Up to 1,000 HP Enterprise Services employees are set to walk out in four days' worth of strikes, called in protest over a pay freeze and job losses.
The first two-day strike of engineers will be held on 29 and 30 March, and the second on 6 and 7 April, the Public and Commercial Services Union (PCS) announced on Monday. The action is due to take place in Newcastle, Washington, Preston, Lytham St Annes and Norcross, and involves IT contractors working for the Department for Work and Pensions (DWP), the Ministry of Defence and General Motors.
The strikes could still be called off, depending on the outcome of ongoing negotiations, PCS national officer Jim Hanson told ZDNet UK.
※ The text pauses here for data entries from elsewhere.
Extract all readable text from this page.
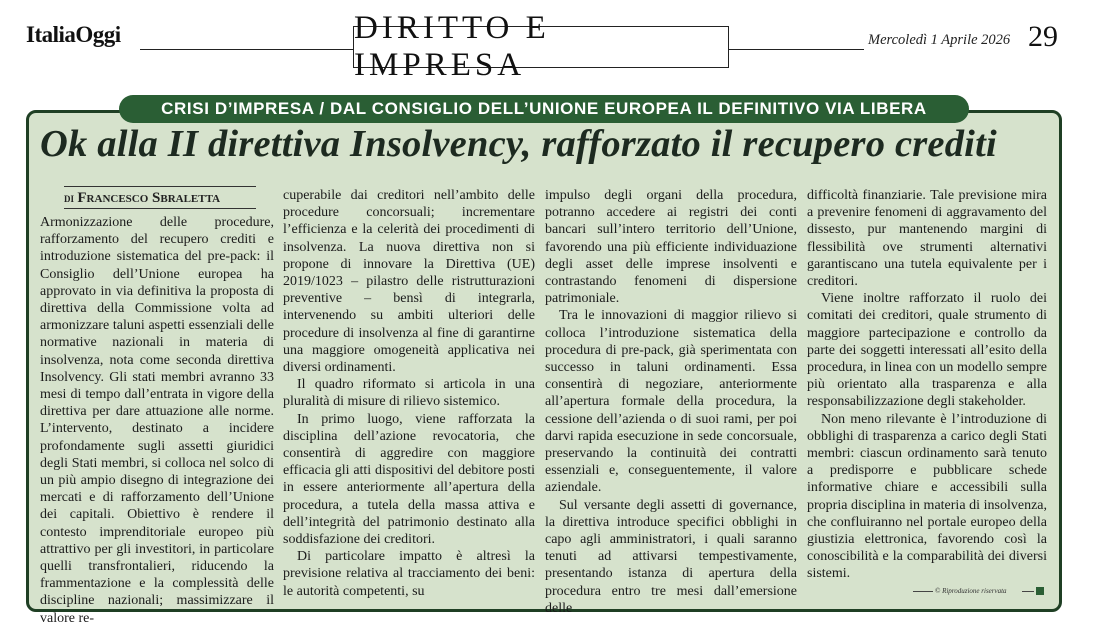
ItaliaOggi	DIRITTO E IMPRESA
Mercoledì 1 Aprile 2026 29
CRISI D’IMPRESA / DAL CONSIGLIO DELL’UNIONE EUROPEA IL DEFINITIVO VIA LIBERA
Ok alla II direttiva Insolvency, rafforzato il recupero crediti
di Francesco Sbraletta

Armonizzazione delle procedure, rafforzamento del recupero crediti e introduzione sistematica del pre-pack: il Consiglio dell’Unione europea ha approvato in via definitiva la proposta di direttiva della Commissione volta ad armonizzare taluni aspetti essenziali delle normative nazionali in materia di insolvenza, nota come seconda direttiva Insolvency. Gli stati membri avranno 33 mesi di tempo dall’entrata in vigore della direttiva per dare attuazione alle norme. L’intervento, destinato a incidere profondamente sugli assetti giuridici degli Stati membri, si colloca nel solco di un più ampio disegno di integrazione dei mercati e di rafforzamento dell’Unione dei capitali. Obiettivo è rendere il contesto imprenditoriale europeo più attrattivo per gli investitori, in particolare quelli transfrontalieri, riducendo la frammentazione e la complessità delle discipline nazionali; massimizzare il valore re-

cuperabile dai creditori nell’ambito delle procedure concorsuali; incrementare l’efficienza e la celerità dei procedimenti di insolvenza. La nuova direttiva non si propone di innovare la Direttiva (UE) 2019/1023 – pilastro delle ristrutturazioni preventive – bensì di integrarla, intervenendo su ambiti ulteriori delle procedure di insolvenza al fine di garantirne una maggiore omogeneità applicativa nei diversi ordinamenti.

Il quadro riformato si articola in una pluralità di misure di rilievo sistemico.

In primo luogo, viene rafforzata la disciplina dell’azione revocatoria, che consentirà di aggredire con maggiore efficacia gli atti dispositivi del debitore posti in essere anteriormente all’apertura della procedura, a tutela della massa attiva e dell’integrità del patrimonio destinato alla soddisfazione dei creditori.

Di particolare impatto è altresì la previsione relativa al tracciamento dei beni: le autorità competenti, su

impulso degli organi della procedura, potranno accedere ai registri dei conti bancari sull’intero territorio dell’Unione, favorendo una più efficiente individuazione degli asset delle imprese insolventi e contrastando fenomeni di dispersione patrimoniale.

Tra le innovazioni di maggior rilievo si colloca l’introduzione sistematica della procedura di pre-pack, già sperimentata con successo in taluni ordinamenti. Essa consentirà di negoziare, anteriormente all’apertura formale della procedura, la cessione dell’azienda o di suoi rami, per poi darvi rapida esecuzione in sede concorsuale, preservando la continuità dei contratti essenziali e, conseguentemente, il valore aziendale.

Sul versante degli assetti di governance, la direttiva introduce specifici obblighi in capo agli amministratori, i quali saranno tenuti ad attivarsi tempestivamente, presentando istanza di apertura della procedura entro tre mesi dall’emersione delle

difficoltà finanziarie. Tale previsione mira a prevenire fenomeni di aggravamento del dissesto, pur mantenendo margini di flessibilità ove strumenti alternativi garantiscano una tutela equivalente per i creditori.

Viene inoltre rafforzato il ruolo dei comitati dei creditori, quale strumento di maggiore partecipazione e controllo da parte dei soggetti interessati all’esito della procedura, in linea con un modello sempre più orientato alla trasparenza e alla responsabilizzazione degli stakeholder.

Non meno rilevante è l’introduzione di obblighi di trasparenza a carico degli Stati membri: ciascun ordinamento sarà tenuto a predisporre e pubblicare schede informative chiare e accessibili sulla propria disciplina in materia di insolvenza, che confluiranno nel portale europeo della giustizia elettronica, favorendo così la conoscibilità e la comparabilità dei diversi sistemi.

© Riproduzione riservata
"It's possible that an agreement will be reached in fresh talks tomorrow. It depends what's on offer," said Hanson on Wednesday. "We have had talks before, and they've not been very fruitful."
HP said that it was "disappointed" that its staff had voted for strike action, but noted that it was still involved talks with PCS.
The dispute dates back to HP's takeover of IT services provider EDS and its staff in August 2008. Union members are unhappy that the business has seen 3,400 job losses across the UK with more planned, the PCS said. The services company also introduced a pay freeze last year.
"They had the impact of disrupting IT services at DWP, affecting the central production of benefits giros," he said.
In addition, the earlier action hindered the department's ability to update its IT systems related to benefits fraud, according to Hanson. He also said the union believed that HP Enterprise Services had breached a number of service-level agreements with the government department because of the strike.
The company rejected this suggestion, saying that it had delivered as promised.
"HP has worked closely with the customers who might have been impacted by the PCS strike to ensure we met our service-level agreements," said an HP spokesperson. "Our delivery teams have been implementing successfully our contingency plans."